Je viens de terminer « Journal d’un corps » de Daniel Pennac (paru au début 2012 aux éditions Gallimard). C’est le roman d’une vie mais axé sur les relations de l’esprit et du corps où le héros observe son corps à travers les évènements vécus, mais ceux-ci ne sont qu’ébauchés, tout en observant le corps des autres. Le corps est scruté dans toutes ses manifestations jusqu’aux plus triviales et sans s’appesantir sur les maladies, ce qui serait lassant et désespérant. Le sujet est original et parait a priori difficile à traiter mais Pennac le fait de façon astucieuse, avec humour et parfois émotion.
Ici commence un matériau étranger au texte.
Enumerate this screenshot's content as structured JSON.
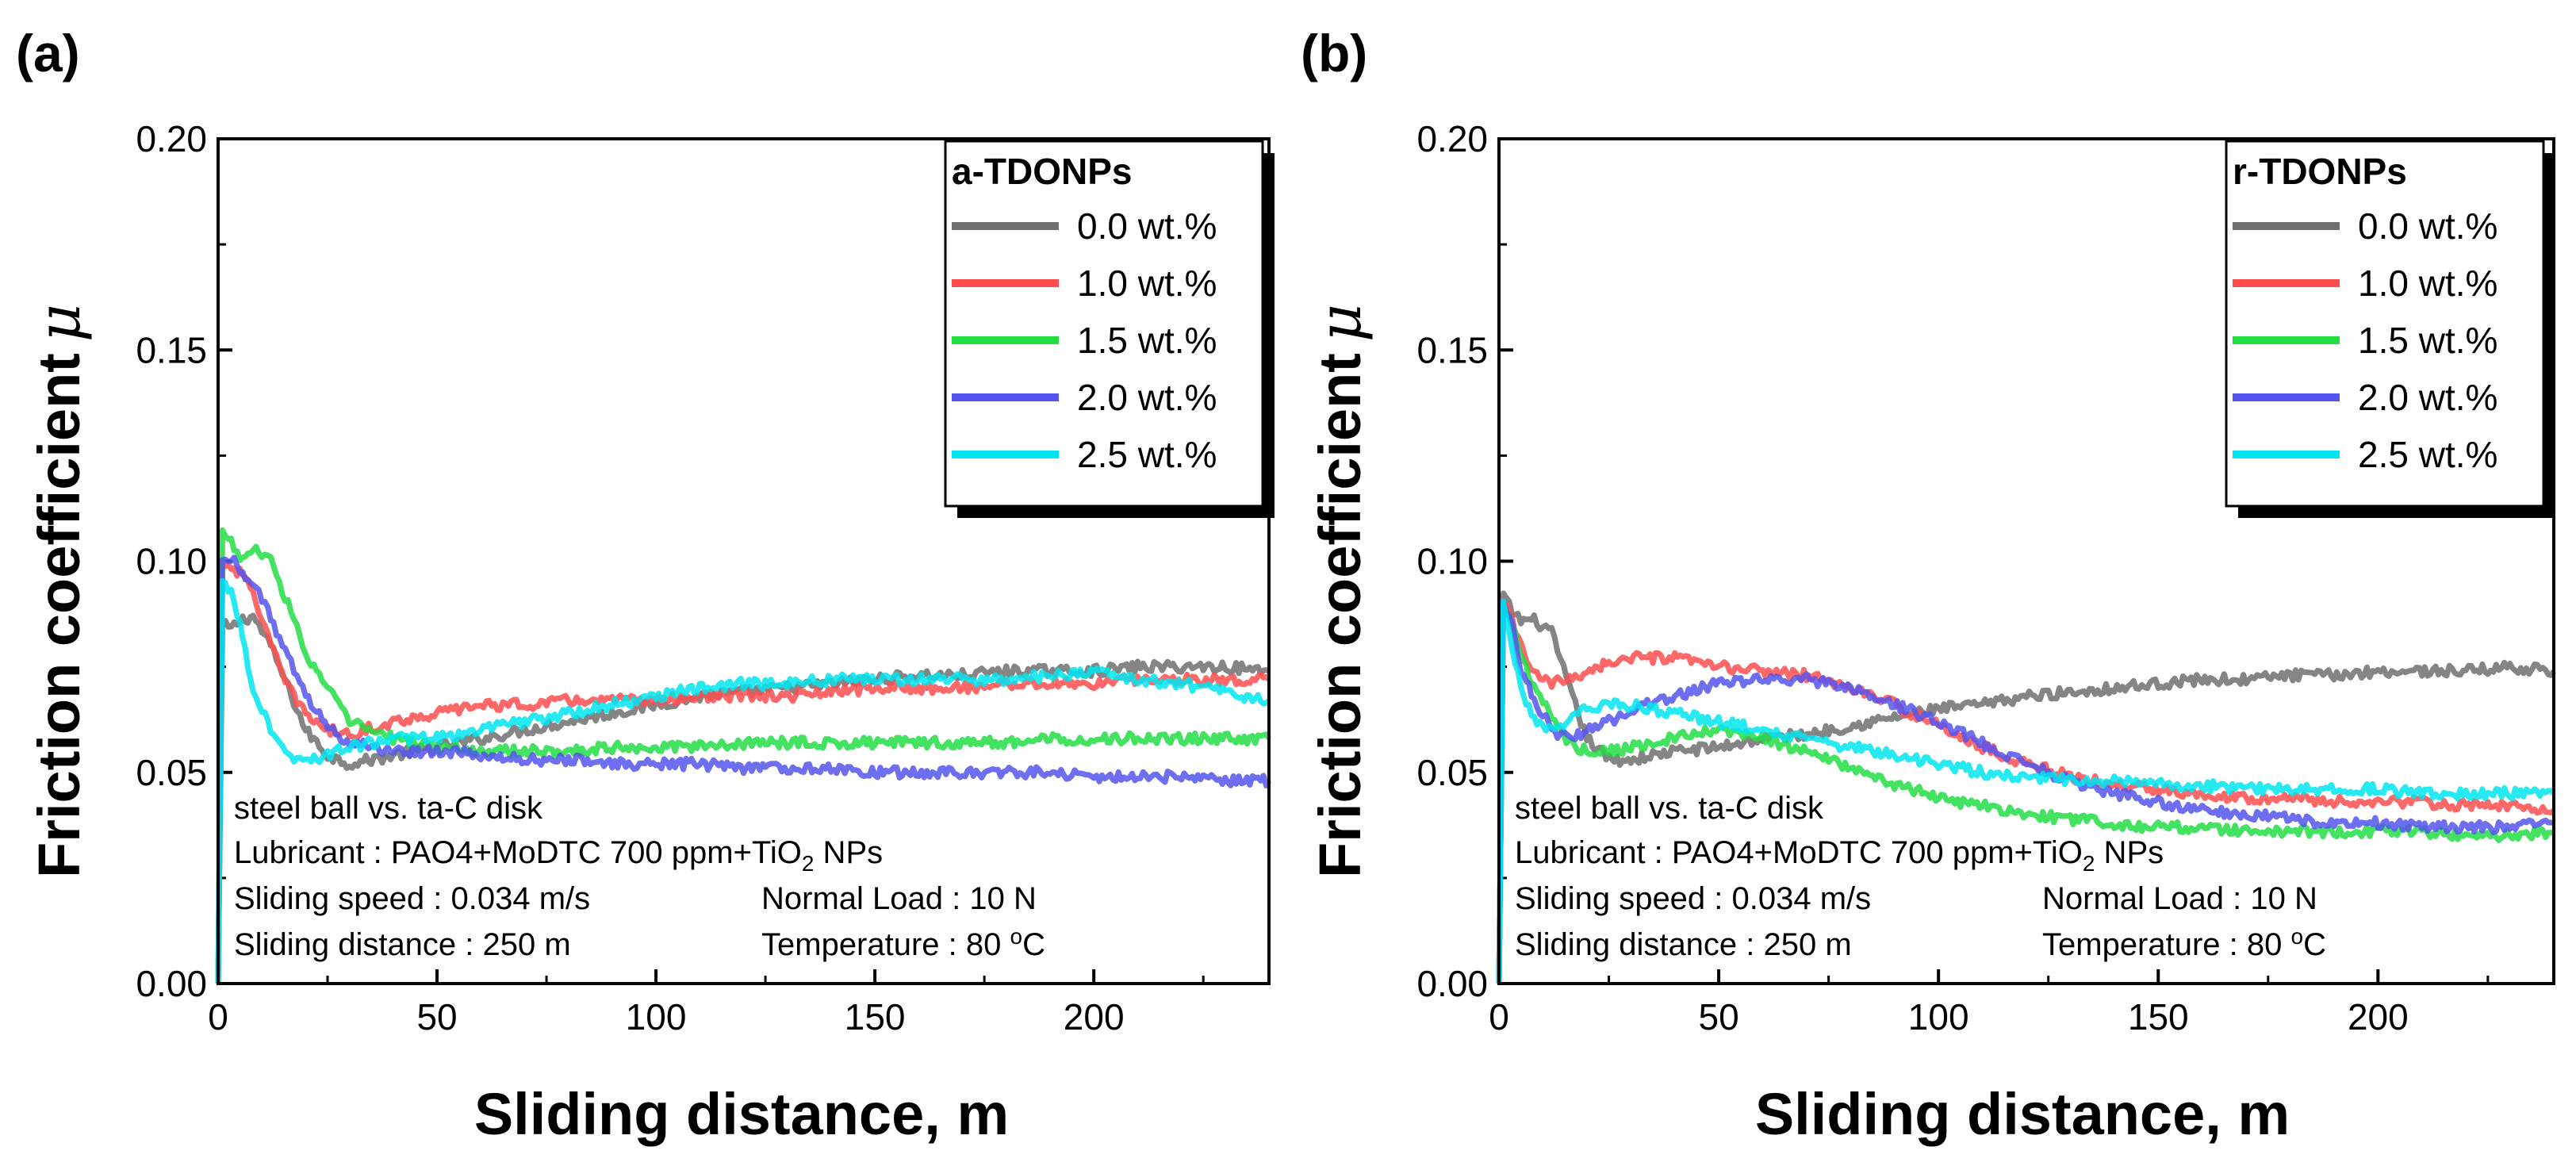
{
  "chart_data": [
    {
      "panel": "(a)",
      "type": "line",
      "xlabel": "Sliding distance, m",
      "ylabel": "Friction coefficient",
      "ylabel_symbol": "μ",
      "xlim": [
        0,
        240
      ],
      "ylim": [
        0,
        0.2
      ],
      "xticks": [
        0,
        50,
        100,
        150,
        200
      ],
      "xtick_labels": [
        "0",
        "50",
        "100",
        "150",
        "200"
      ],
      "yticks": [
        0,
        0.05,
        0.1,
        0.15,
        0.2
      ],
      "ytick_labels": [
        "0.00",
        "0.05",
        "0.10",
        "0.15",
        "0.20"
      ],
      "legend": {
        "title": "a-TDONPs",
        "placement": "top-right"
      },
      "annotations": {
        "line1": "steel ball vs. ta-C disk",
        "line2_prefix": "Lubricant : PAO4+MoDTC 700 ppm+TiO",
        "line2_sub": "2",
        "line2_suffix": " NPs",
        "speed": "Sliding  speed : 0.034 m/s",
        "load": "Normal Load : 10 N",
        "distance": "Sliding  distance : 250 m",
        "temp_prefix": "Temperature : 80 ",
        "temp_sup": "o",
        "temp_suffix": "C"
      },
      "series": [
        {
          "name": "0.0 wt.%",
          "color": "#707070",
          "x": [
            0,
            1,
            3,
            5,
            8,
            12,
            16,
            20,
            25,
            30,
            40,
            50,
            60,
            70,
            80,
            90,
            100,
            110,
            120,
            130,
            140,
            150,
            160,
            170,
            180,
            190,
            200,
            210,
            220,
            230,
            240
          ],
          "y": [
            0.0,
            0.085,
            0.084,
            0.086,
            0.087,
            0.08,
            0.07,
            0.06,
            0.054,
            0.052,
            0.054,
            0.056,
            0.058,
            0.06,
            0.062,
            0.064,
            0.066,
            0.068,
            0.069,
            0.07,
            0.071,
            0.072,
            0.073,
            0.073,
            0.074,
            0.074,
            0.074,
            0.075,
            0.075,
            0.075,
            0.074
          ]
        },
        {
          "name": "1.0 wt.%",
          "color": "#ff4d4d",
          "x": [
            0,
            1,
            3,
            5,
            8,
            12,
            16,
            20,
            25,
            30,
            40,
            50,
            60,
            70,
            80,
            90,
            100,
            110,
            120,
            130,
            140,
            150,
            160,
            170,
            180,
            190,
            200,
            210,
            220,
            230,
            240
          ],
          "y": [
            0.0,
            0.1,
            0.099,
            0.097,
            0.093,
            0.08,
            0.07,
            0.064,
            0.06,
            0.059,
            0.062,
            0.064,
            0.066,
            0.066,
            0.067,
            0.067,
            0.067,
            0.068,
            0.068,
            0.068,
            0.069,
            0.07,
            0.07,
            0.07,
            0.071,
            0.071,
            0.071,
            0.072,
            0.072,
            0.072,
            0.072
          ]
        },
        {
          "name": "1.5 wt.%",
          "color": "#22dd44",
          "x": [
            0,
            1,
            3,
            5,
            8,
            12,
            16,
            20,
            25,
            30,
            40,
            50,
            60,
            70,
            80,
            90,
            100,
            110,
            120,
            130,
            140,
            150,
            160,
            170,
            180,
            190,
            200,
            210,
            220,
            230,
            240
          ],
          "y": [
            0.0,
            0.107,
            0.105,
            0.1,
            0.103,
            0.1,
            0.09,
            0.078,
            0.07,
            0.062,
            0.058,
            0.056,
            0.055,
            0.055,
            0.055,
            0.056,
            0.056,
            0.056,
            0.057,
            0.057,
            0.057,
            0.057,
            0.057,
            0.057,
            0.057,
            0.058,
            0.058,
            0.058,
            0.058,
            0.058,
            0.058
          ]
        },
        {
          "name": "2.0 wt.%",
          "color": "#5555ee",
          "x": [
            0,
            1,
            3,
            5,
            8,
            12,
            16,
            20,
            25,
            30,
            40,
            50,
            60,
            70,
            80,
            90,
            100,
            110,
            120,
            130,
            140,
            150,
            160,
            170,
            180,
            190,
            200,
            210,
            220,
            230,
            240
          ],
          "y": [
            0.0,
            0.1,
            0.101,
            0.098,
            0.095,
            0.087,
            0.077,
            0.068,
            0.061,
            0.057,
            0.055,
            0.055,
            0.054,
            0.053,
            0.053,
            0.052,
            0.052,
            0.052,
            0.051,
            0.051,
            0.051,
            0.05,
            0.05,
            0.05,
            0.05,
            0.05,
            0.049,
            0.049,
            0.049,
            0.048,
            0.048
          ]
        },
        {
          "name": "2.5 wt.%",
          "color": "#00e5f0",
          "x": [
            0,
            1,
            3,
            5,
            8,
            12,
            16,
            20,
            25,
            30,
            40,
            50,
            60,
            70,
            80,
            90,
            100,
            110,
            120,
            130,
            140,
            150,
            160,
            170,
            180,
            190,
            200,
            210,
            220,
            230,
            240
          ],
          "y": [
            0.0,
            0.095,
            0.093,
            0.085,
            0.07,
            0.06,
            0.054,
            0.053,
            0.054,
            0.056,
            0.058,
            0.058,
            0.06,
            0.062,
            0.064,
            0.066,
            0.068,
            0.07,
            0.071,
            0.071,
            0.072,
            0.072,
            0.072,
            0.072,
            0.072,
            0.073,
            0.074,
            0.072,
            0.071,
            0.069,
            0.067
          ]
        }
      ]
    },
    {
      "panel": "(b)",
      "type": "line",
      "xlabel": "Sliding distance, m",
      "ylabel": "Friction coefficient",
      "ylabel_symbol": "μ",
      "xlim": [
        0,
        240
      ],
      "ylim": [
        0,
        0.2
      ],
      "xticks": [
        0,
        50,
        100,
        150,
        200
      ],
      "xtick_labels": [
        "0",
        "50",
        "100",
        "150",
        "200"
      ],
      "yticks": [
        0,
        0.05,
        0.1,
        0.15,
        0.2
      ],
      "ytick_labels": [
        "0.00",
        "0.05",
        "0.10",
        "0.15",
        "0.20"
      ],
      "legend": {
        "title": "r-TDONPs",
        "placement": "top-right"
      },
      "annotations": {
        "line1": "steel ball vs. ta-C disk",
        "line2_prefix": "Lubricant : PAO4+MoDTC 700 ppm+TiO",
        "line2_sub": "2",
        "line2_suffix": " NPs",
        "speed": "Sliding  speed : 0.034 m/s",
        "load": "Normal Load : 10 N",
        "distance": "Sliding  distance : 250 m",
        "temp_prefix": "Temperature : 80 ",
        "temp_sup": "o",
        "temp_suffix": "C"
      },
      "series": [
        {
          "name": "0.0 wt.%",
          "color": "#707070",
          "x": [
            0,
            1,
            3,
            5,
            8,
            12,
            16,
            20,
            25,
            30,
            40,
            50,
            60,
            70,
            80,
            90,
            100,
            110,
            120,
            130,
            140,
            150,
            160,
            170,
            180,
            190,
            200,
            210,
            220,
            230,
            240
          ],
          "y": [
            0.0,
            0.092,
            0.088,
            0.086,
            0.086,
            0.083,
            0.07,
            0.058,
            0.053,
            0.053,
            0.055,
            0.056,
            0.058,
            0.059,
            0.061,
            0.063,
            0.065,
            0.066,
            0.068,
            0.069,
            0.07,
            0.071,
            0.072,
            0.072,
            0.073,
            0.073,
            0.074,
            0.074,
            0.074,
            0.075,
            0.074
          ]
        },
        {
          "name": "1.0 wt.%",
          "color": "#ff4d4d",
          "x": [
            0,
            1,
            3,
            5,
            8,
            12,
            16,
            20,
            25,
            30,
            40,
            50,
            60,
            70,
            80,
            90,
            100,
            110,
            120,
            130,
            140,
            150,
            160,
            170,
            180,
            190,
            200,
            210,
            220,
            230,
            240
          ],
          "y": [
            0.0,
            0.09,
            0.086,
            0.08,
            0.073,
            0.071,
            0.072,
            0.074,
            0.076,
            0.077,
            0.077,
            0.075,
            0.074,
            0.073,
            0.07,
            0.066,
            0.061,
            0.056,
            0.052,
            0.049,
            0.047,
            0.046,
            0.045,
            0.044,
            0.044,
            0.043,
            0.043,
            0.043,
            0.042,
            0.042,
            0.041
          ]
        },
        {
          "name": "1.5 wt.%",
          "color": "#22dd44",
          "x": [
            0,
            1,
            3,
            5,
            8,
            12,
            16,
            20,
            25,
            30,
            40,
            50,
            60,
            70,
            80,
            90,
            100,
            110,
            120,
            130,
            140,
            150,
            160,
            170,
            180,
            190,
            200,
            210,
            220,
            230,
            240
          ],
          "y": [
            0.0,
            0.09,
            0.085,
            0.078,
            0.07,
            0.063,
            0.057,
            0.055,
            0.055,
            0.056,
            0.058,
            0.06,
            0.058,
            0.055,
            0.051,
            0.047,
            0.044,
            0.042,
            0.04,
            0.039,
            0.038,
            0.037,
            0.037,
            0.036,
            0.036,
            0.036,
            0.036,
            0.036,
            0.035,
            0.035,
            0.036
          ]
        },
        {
          "name": "2.0 wt.%",
          "color": "#5555ee",
          "x": [
            0,
            1,
            3,
            5,
            8,
            12,
            16,
            20,
            25,
            30,
            40,
            50,
            60,
            70,
            80,
            90,
            100,
            110,
            120,
            130,
            140,
            150,
            160,
            170,
            180,
            190,
            200,
            210,
            220,
            230,
            240
          ],
          "y": [
            0.0,
            0.09,
            0.085,
            0.075,
            0.067,
            0.06,
            0.058,
            0.06,
            0.062,
            0.065,
            0.068,
            0.071,
            0.072,
            0.072,
            0.07,
            0.066,
            0.062,
            0.057,
            0.052,
            0.048,
            0.045,
            0.043,
            0.041,
            0.04,
            0.039,
            0.038,
            0.038,
            0.037,
            0.037,
            0.037,
            0.038
          ]
        },
        {
          "name": "2.5 wt.%",
          "color": "#00e5f0",
          "x": [
            0,
            1,
            3,
            5,
            8,
            12,
            16,
            20,
            25,
            30,
            40,
            50,
            60,
            70,
            80,
            90,
            100,
            110,
            120,
            130,
            140,
            150,
            160,
            170,
            180,
            190,
            200,
            210,
            220,
            230,
            240
          ],
          "y": [
            0.0,
            0.09,
            0.08,
            0.07,
            0.063,
            0.06,
            0.062,
            0.065,
            0.066,
            0.066,
            0.064,
            0.062,
            0.06,
            0.058,
            0.056,
            0.054,
            0.052,
            0.05,
            0.049,
            0.048,
            0.048,
            0.047,
            0.047,
            0.046,
            0.046,
            0.046,
            0.046,
            0.045,
            0.045,
            0.045,
            0.045
          ]
        }
      ]
    }
  ]
}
L’esprit n’est que l’émanation du corps, mais une fois qu’il nous a offert ce cadeau, qu’il peut nous retirer à tout moment, il reste indépendant en suivant sa propre évolution. Certes, l’esprit peut tenter de le modeler en lui imposant des exercices, en l’alimentant plus ou moins, en lui faisant subir des épreuves ou en les évitant, mais le corps n’accepte cette influence que jusqu’à un certain point et sa révolte peut s’avérer redoutable. Avec l’âge, le corps prend de plus en plus son indépendance et on le voit se modifier à sa guise en suivant une programmation génétique têtue et suicidaire sans pouvoir faire grand-chose. Rien n’est plus irritant pour l’esprit que cette indépendance quasi-totale du corps, et d’observer, impuissant, les surprises désagréables qu’il nous réserve au point de douter qu’il fasse partie de nous et pourtant nous ne sommes que lui.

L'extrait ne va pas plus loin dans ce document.